Смотри Епископ прознаёт, сожжет и глазом не моргнёт.
– Тёмные, не тёмные – польский пан улыбнулся – я то все ещё жив, и ни царапинки на теле. Хотя сам знаешь я в задних рядах не отсиживаюсь.
– Епископу плевать. Ради наживы он и невинного под пытки бросит, да на костёр отправит. А тут на кону сокровища Тамплиеров. – Русич улыбнулся. – Не зря же мы четыре перехода без продыху шли. Видать прознали церковники что-то.
– Думаешь они на самом деле такие огромные? Сокровища эти?
Добрыня пожал плечами.
– Говорят среди них даже святой грааль и плащеница Иисуса. А золота накопленного за время крестовых походов – целые горы.
– Значит будет чем поживиться – заерзал Вовжик. Славянин закрыл глаза и повернув лицо к солнцу продолжал нежиться в его нежных лучах. Лях опустился рядом приминая свежую травку, едва пробившуюся сквозь дёрн.
– Отобьём сокровища, брошу службу. Может куплю себе землицы, деревеньку с бабами…—
Голос Вовжика сделался приторно сладким от нахлынувших мечтаний.
– Что то внутри меня подсказывает, что даже если мы и найдём сокровища, то его уже поделили. И нашей доли в этом дележе нет.
– Глупый, ты, Добрыня – не зря сын холопа. Как же ж долю рыцарству не отдать? Нас тысяча мечей. Мы орден. Мы власть.
– Вовжик, Тамплиеры наверняка так же думали. А теперь травят их, как зверей диких.
Славянин поднялся и пристегнул меч к поясу.
– Ты чего хотел то паныч?
Поляк поник под тяжестью нагрянувших мыслей.
– Да ничего особенного.
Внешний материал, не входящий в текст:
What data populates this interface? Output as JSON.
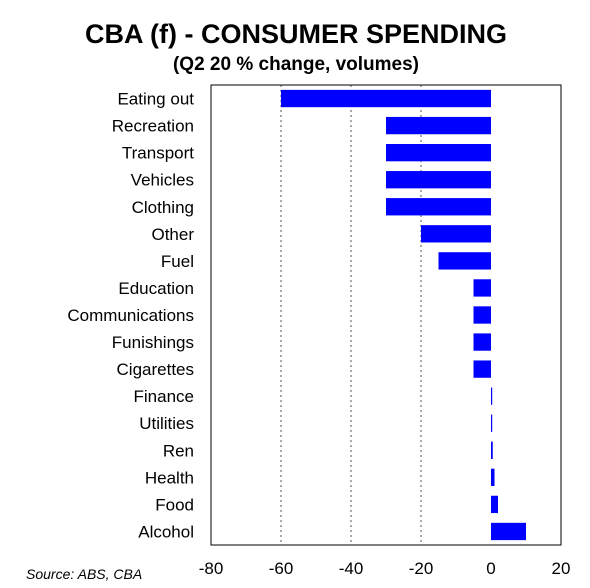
{
  "chart_data": {
    "type": "bar",
    "orientation": "horizontal",
    "title": "CBA (f) - CONSUMER SPENDING",
    "subtitle": "(Q2 20 % change, volumes)",
    "categories": [
      "Eating out",
      "Recreation",
      "Transport",
      "Vehicles",
      "Clothing",
      "Other",
      "Fuel",
      "Education",
      "Communications",
      "Funishings",
      "Cigarettes",
      "Finance",
      "Utilities",
      "Ren",
      "Health",
      "Food",
      "Alcohol"
    ],
    "values": [
      -60,
      -30,
      -30,
      -30,
      -30,
      -20,
      -15,
      -5,
      -5,
      -5,
      -5,
      0.3,
      0.3,
      0.5,
      1,
      2,
      10
    ],
    "xlim": [
      -80,
      20
    ],
    "xticks": [
      -80,
      -60,
      -40,
      -20,
      0,
      20
    ],
    "xtick_labels": [
      "-80",
      "-60",
      "-40",
      "-20",
      "0",
      "20"
    ],
    "gridlines": [
      -60,
      -40,
      -20
    ],
    "grid": "dashed vertical",
    "bar_color": "#0000ff",
    "source": "Source: ABS, CBA"
  }
}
С утра подтянулся отряд иезуитов почти сотня мечей. И следом прибыли тевтонская кавалерия две сотни тяжелых всадников, у них и лошади в броню закованны. Сплошь графья, да бароны. А слуг с ними ещё человек триста. Даже Францисканцы и те пришли пять десятков. В новеньких мантиях. Доспехи только из под молота кузнечного. Блестят полировкой. Видать в боях еще не были, зато гонору… Епископ по полудню будет служить молебен, потом штурм. Говорят ужинать уже будем в обители Тамплиеров. Стены не ахти, да и защитников раз два и обчелся. Ходит слух, что грабить до заката разрешат. Это их последний оплот. Больше крепостей не осталось. Казна ордена должна быть тут. В их погребах.
– Спасибо Вовжик. Я буду к молебну. А с каких пор госпитальеры и мальтийцы за грабеж ратуют?
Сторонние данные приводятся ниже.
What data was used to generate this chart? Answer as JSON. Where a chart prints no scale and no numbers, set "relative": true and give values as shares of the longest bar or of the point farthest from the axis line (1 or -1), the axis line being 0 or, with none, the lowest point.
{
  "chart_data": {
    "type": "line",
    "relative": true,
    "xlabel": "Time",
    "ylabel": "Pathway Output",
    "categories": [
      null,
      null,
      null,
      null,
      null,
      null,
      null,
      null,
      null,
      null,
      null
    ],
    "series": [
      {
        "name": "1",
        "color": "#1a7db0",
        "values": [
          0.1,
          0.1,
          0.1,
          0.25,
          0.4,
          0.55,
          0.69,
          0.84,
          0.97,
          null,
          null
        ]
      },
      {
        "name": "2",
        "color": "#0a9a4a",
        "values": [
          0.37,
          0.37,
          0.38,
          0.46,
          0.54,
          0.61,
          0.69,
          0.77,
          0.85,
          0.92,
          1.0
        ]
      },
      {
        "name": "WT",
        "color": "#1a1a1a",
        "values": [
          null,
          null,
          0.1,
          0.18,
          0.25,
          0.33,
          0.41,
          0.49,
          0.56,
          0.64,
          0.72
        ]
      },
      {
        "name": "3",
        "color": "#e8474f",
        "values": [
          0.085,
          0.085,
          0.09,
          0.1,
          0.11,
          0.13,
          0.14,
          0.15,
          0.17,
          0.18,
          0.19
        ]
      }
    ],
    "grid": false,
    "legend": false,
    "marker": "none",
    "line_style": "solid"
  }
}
– Так то не грабеж. А военные трофеи. Хотя чего я холопу то объясняю. Не опаздывай. Епископ ждать не любит.
Вовжик пошёл вниз к лагерю,оставив русича впитывать всей кожей наростающее весеннее тепло.
* * *
Походный иконостас установили на пригорке. Епископ Мариньи деловито размахивал кадилом и опрыскивал святой водой ряды сводного отряда Крестоносцев.